The Russian oil company Rosneft has abandoned its plans to invest in the Eastern Petrochemical Complex (EPC) in the Far East, the company’s first vice president Pavel Federov said in a conference call, finanz.ru reports.
The $12 billion project, which was meant to be built in Primorsky Krai and become Russia’s largest petrochemicals cluster, was found to be unprofitable.
The complex, which was expected to include oil refineries with a total annual capacity of 12 million tons and 3.4 million tons of petrochemical production, cannot be implemented due to the excessive tax burden, Fedorov lamented.
“The EPC was profitable under the existing tax system,” the senior manager explained. “Today, due to the implementation of a major tax maneuver (in the oil sector) it is not profitable, and as such it was removed from the company’s investment program,” he added.
The project was first planned due to a revolution in the economic and foreign policy in the East: it was supposed to be financed by the Chinese company ChemChina.

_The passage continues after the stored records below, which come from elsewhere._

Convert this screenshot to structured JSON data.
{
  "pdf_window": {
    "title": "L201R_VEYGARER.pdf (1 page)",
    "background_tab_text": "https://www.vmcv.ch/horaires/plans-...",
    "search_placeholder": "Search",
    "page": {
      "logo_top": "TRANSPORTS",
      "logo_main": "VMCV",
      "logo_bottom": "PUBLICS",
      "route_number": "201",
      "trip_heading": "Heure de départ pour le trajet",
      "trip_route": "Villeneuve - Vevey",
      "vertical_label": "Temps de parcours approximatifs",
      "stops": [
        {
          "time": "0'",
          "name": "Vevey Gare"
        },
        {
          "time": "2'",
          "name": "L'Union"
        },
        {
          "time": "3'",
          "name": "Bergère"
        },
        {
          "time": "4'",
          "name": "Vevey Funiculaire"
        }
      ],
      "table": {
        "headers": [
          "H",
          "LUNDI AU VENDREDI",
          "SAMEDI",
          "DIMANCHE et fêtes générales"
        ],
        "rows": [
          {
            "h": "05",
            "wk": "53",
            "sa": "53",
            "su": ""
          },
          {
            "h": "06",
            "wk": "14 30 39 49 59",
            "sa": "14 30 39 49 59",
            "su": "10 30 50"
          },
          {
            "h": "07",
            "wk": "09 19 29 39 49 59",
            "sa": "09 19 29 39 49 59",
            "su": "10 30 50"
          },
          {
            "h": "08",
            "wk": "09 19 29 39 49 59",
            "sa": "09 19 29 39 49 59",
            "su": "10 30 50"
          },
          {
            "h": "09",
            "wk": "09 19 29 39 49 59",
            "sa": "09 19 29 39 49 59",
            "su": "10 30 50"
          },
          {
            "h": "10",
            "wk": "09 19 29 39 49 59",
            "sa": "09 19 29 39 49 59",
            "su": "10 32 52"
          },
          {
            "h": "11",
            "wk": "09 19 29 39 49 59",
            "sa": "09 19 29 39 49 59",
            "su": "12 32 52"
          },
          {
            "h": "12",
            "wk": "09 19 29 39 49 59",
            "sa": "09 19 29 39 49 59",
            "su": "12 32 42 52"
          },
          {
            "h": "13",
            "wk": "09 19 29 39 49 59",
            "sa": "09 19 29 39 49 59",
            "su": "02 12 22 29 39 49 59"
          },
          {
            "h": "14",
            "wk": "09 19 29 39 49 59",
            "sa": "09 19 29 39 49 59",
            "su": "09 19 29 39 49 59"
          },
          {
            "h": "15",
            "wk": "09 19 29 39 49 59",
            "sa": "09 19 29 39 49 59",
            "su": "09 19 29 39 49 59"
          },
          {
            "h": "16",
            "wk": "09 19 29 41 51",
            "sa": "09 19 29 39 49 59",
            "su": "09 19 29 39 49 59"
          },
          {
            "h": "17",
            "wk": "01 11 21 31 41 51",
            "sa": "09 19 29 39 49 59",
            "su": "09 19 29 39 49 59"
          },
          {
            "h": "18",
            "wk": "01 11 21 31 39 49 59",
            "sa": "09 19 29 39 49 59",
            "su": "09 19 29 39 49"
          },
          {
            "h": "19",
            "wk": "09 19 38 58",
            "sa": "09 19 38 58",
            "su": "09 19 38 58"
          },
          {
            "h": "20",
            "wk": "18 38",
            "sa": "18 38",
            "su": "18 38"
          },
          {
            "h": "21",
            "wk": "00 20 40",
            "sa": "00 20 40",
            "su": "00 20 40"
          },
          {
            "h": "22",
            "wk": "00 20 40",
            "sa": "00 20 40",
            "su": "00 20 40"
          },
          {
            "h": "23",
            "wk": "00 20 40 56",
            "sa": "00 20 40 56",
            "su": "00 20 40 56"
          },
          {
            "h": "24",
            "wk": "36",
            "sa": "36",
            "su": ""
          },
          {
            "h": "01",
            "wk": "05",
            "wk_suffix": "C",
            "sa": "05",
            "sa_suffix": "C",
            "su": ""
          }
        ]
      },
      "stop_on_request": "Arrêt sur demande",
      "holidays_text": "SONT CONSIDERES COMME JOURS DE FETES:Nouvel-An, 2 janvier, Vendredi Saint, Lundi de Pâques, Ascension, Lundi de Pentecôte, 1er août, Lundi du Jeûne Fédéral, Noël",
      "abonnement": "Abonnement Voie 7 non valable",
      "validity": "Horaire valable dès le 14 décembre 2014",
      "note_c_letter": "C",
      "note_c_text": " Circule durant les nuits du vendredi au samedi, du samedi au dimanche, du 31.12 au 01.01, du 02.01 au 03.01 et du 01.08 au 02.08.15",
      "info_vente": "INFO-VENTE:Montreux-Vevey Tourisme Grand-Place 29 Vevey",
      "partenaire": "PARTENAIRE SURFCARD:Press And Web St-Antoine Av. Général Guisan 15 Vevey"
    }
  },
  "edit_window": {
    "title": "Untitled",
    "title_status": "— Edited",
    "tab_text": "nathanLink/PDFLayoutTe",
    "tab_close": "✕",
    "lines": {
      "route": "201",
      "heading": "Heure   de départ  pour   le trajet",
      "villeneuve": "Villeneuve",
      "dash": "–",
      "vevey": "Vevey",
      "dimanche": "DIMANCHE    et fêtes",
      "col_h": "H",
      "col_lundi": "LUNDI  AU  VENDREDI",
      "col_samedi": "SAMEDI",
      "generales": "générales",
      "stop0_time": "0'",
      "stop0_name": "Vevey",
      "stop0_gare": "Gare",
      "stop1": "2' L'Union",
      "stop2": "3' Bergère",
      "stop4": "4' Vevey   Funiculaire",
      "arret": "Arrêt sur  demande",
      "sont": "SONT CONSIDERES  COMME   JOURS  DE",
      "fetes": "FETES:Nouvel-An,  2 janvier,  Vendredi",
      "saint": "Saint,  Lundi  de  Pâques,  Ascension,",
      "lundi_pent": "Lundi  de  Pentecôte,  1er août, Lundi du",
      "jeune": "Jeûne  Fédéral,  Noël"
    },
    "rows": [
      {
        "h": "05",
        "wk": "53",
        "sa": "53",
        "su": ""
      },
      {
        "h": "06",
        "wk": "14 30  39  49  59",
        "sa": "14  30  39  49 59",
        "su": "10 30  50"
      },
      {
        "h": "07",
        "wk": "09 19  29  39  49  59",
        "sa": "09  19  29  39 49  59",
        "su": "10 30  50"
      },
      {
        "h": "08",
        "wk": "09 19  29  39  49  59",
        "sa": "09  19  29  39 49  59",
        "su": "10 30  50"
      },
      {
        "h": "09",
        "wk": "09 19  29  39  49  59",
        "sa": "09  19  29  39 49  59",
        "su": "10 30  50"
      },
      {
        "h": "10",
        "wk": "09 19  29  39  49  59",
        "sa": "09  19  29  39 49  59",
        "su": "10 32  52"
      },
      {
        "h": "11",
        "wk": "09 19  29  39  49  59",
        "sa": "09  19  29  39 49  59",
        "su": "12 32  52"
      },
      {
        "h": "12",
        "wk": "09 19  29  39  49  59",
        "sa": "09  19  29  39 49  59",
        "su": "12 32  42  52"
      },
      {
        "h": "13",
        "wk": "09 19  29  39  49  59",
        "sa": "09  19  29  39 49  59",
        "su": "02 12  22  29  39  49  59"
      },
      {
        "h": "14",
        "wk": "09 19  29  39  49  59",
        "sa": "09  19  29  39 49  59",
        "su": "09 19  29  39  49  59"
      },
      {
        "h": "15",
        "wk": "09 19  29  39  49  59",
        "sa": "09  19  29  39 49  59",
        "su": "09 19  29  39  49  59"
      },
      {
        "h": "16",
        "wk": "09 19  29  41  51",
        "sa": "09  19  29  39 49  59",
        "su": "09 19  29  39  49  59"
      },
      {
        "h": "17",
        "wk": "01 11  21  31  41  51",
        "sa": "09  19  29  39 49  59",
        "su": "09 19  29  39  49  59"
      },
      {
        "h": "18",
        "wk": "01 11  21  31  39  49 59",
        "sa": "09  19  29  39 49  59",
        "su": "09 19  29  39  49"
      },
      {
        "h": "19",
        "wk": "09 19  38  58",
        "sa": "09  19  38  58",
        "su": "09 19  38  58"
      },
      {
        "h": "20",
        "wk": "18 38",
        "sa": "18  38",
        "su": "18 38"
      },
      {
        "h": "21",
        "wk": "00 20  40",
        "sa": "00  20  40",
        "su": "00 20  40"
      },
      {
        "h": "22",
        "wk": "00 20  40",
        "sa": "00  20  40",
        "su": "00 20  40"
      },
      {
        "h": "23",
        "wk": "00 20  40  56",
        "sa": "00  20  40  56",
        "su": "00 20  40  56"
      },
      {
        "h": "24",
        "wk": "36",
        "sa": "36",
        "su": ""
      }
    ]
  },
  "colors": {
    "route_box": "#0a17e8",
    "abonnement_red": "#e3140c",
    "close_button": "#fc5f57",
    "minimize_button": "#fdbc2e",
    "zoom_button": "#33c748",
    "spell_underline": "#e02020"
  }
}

A memorandum on the construction was signed in September 2015 during a visit by Russian President Vladimir Putin to China. The complex would have sold its products to Asian markets.
Construction was scheduled to begin in December 2017. Then first deputy governor of Primorsky Krai Alexander Kostenko promised thousands of new jobs, and allocated 1,300 hectares of the Partizansky District to the project. The Far East Development Corporation was prepared to allocate 3.5 billion rubles of budget funds to new infrastructure, including power lines and water facilities.
But the expectations were not realized. ChemChina refused to sign the agreement. In November last year, Rosneft invited the American company ExxonMobil to join as a partner, but this too was unsuccessful.
The problem is not only the tax maneuver, but also the hands-on regulation of the oil refinement sector by the government, Fedorov explained.
“Everyone has heard about the agreements (to freeze the fuel prices) that have now been extended by three months. We also consider it possible that these agreements will be extended until the end of the year, possibly even longer,” he noted. “In the end, Rosneft abandoned a number of other projects to upgrade the installations at oil refineries and wrote off 90 billion rubles of loss from the freezing of prices,” he added.